General characteristics
- Class & type: Tuckahoe-class collier
- Displacement: 5,548 long tons (5,637 t)
- Length: 333 ft (101 m)
- Beam: 49 ft (15 m)
- Draft: 22 ft (6.7 m)
- Propulsion: One 1,800ihp steam engine, one shaft
- Speed: 10.5 kn (12.1 mph)
- Armament: Armed, but type of armament unknown

= USS Absecon (ID-3131) =

Cargo ship of the United States Navy

The first USS Absecon (ID-3131) was a freighter that operated in the United States Navy in 1918. She was the first U.S. Navy ship to be named for Absecon Inlet, a small inlet north of Atlantic City, New Jersey.
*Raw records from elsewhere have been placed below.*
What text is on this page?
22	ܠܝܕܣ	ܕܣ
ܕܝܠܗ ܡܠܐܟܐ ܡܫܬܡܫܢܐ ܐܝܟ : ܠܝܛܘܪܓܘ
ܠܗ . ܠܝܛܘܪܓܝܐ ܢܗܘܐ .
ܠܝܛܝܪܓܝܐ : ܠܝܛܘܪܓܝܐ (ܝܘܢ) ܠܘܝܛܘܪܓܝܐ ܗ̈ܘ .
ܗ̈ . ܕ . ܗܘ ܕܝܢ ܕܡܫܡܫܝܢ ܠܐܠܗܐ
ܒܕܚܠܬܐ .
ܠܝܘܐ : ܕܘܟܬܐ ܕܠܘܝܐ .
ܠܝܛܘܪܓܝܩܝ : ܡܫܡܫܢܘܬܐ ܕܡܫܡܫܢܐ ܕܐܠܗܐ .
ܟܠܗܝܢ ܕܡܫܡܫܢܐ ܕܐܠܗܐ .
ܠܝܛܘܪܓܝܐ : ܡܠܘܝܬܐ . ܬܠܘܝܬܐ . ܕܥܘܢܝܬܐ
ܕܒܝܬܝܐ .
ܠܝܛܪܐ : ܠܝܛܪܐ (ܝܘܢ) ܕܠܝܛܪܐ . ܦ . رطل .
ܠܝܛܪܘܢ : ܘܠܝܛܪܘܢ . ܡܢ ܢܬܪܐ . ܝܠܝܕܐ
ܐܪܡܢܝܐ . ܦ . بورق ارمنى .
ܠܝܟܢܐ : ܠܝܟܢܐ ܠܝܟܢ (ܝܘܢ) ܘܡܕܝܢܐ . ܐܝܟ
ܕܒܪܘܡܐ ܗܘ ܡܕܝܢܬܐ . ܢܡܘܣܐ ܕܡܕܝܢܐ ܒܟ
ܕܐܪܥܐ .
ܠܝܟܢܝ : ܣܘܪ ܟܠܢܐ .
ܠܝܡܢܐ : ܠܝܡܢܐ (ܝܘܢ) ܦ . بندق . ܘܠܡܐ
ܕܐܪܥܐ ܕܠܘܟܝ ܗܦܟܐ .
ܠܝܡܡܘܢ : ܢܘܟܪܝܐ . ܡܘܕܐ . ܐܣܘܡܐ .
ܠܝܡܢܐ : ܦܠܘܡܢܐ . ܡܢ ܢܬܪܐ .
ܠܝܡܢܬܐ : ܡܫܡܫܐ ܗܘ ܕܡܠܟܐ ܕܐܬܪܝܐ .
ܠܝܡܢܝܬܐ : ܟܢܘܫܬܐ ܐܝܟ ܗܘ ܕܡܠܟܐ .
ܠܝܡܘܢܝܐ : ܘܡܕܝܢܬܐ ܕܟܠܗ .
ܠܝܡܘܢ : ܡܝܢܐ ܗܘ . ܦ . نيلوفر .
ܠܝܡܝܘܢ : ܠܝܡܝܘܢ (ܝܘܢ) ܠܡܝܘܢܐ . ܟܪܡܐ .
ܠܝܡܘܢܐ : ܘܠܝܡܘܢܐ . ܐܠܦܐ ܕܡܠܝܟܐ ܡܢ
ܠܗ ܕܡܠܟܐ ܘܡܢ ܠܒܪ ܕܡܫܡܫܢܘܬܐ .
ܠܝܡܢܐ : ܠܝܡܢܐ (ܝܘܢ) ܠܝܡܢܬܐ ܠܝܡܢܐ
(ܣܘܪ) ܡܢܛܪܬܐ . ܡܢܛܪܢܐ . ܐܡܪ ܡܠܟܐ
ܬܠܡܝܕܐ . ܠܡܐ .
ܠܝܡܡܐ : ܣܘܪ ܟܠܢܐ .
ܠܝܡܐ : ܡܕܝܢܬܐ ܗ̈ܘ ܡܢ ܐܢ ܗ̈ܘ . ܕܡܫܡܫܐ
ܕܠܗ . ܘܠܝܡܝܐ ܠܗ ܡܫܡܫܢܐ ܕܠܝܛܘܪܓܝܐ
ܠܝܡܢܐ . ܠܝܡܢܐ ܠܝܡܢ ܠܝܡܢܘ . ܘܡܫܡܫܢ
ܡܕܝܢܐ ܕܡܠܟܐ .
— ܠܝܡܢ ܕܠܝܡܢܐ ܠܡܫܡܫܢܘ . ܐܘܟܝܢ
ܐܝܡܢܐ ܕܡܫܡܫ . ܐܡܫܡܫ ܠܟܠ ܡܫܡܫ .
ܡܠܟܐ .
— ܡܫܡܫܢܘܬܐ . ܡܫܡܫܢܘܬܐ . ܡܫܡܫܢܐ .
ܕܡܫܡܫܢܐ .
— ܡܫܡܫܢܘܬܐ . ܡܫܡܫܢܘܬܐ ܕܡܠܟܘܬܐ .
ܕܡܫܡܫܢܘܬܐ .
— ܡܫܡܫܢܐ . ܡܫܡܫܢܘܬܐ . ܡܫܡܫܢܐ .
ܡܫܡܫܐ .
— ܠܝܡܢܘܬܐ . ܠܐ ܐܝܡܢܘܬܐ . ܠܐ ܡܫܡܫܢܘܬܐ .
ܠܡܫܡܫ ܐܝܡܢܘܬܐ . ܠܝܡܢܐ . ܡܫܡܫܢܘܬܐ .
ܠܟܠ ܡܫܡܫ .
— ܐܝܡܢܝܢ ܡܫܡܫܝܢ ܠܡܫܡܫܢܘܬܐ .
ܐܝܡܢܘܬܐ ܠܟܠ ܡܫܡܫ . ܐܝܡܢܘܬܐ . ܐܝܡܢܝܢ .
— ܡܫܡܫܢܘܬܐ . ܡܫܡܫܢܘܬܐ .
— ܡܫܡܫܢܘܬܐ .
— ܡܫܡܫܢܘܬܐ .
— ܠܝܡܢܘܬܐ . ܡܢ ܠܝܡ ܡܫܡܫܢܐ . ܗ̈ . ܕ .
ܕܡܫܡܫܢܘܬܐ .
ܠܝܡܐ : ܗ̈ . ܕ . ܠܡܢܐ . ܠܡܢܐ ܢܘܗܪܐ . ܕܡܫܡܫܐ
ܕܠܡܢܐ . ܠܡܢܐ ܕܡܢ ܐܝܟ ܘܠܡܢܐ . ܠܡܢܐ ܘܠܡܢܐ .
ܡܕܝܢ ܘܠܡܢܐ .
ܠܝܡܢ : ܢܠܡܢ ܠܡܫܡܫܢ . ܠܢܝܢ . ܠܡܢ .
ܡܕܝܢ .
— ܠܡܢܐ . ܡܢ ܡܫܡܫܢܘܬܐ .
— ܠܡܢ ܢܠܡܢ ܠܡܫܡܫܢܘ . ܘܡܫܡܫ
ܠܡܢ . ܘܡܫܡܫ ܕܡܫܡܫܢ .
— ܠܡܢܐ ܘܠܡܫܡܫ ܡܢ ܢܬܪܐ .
On 17 June 1918, officers of the U.S. Navy's 4th Naval District inspected Absecon, a single-screw, steel-hulled freighter built in 1918 by the New York Shipbuilding Company in Camden, New Jersey. Although the Navy gave the ship Identification Number (Id. No.) 3131, as it did with most commercial cargo ships and tankers commissioned into U.S. Navy service for use in World War I, the United States Government never took possession of the ship. However, she was armed, and a Navy armed guard crew was placed on board the ship.

Absecon earned the World War I Victory Medal with Armed Guard Clasp for service between 12 October 1918 and 5 November 1918. She then left naval service.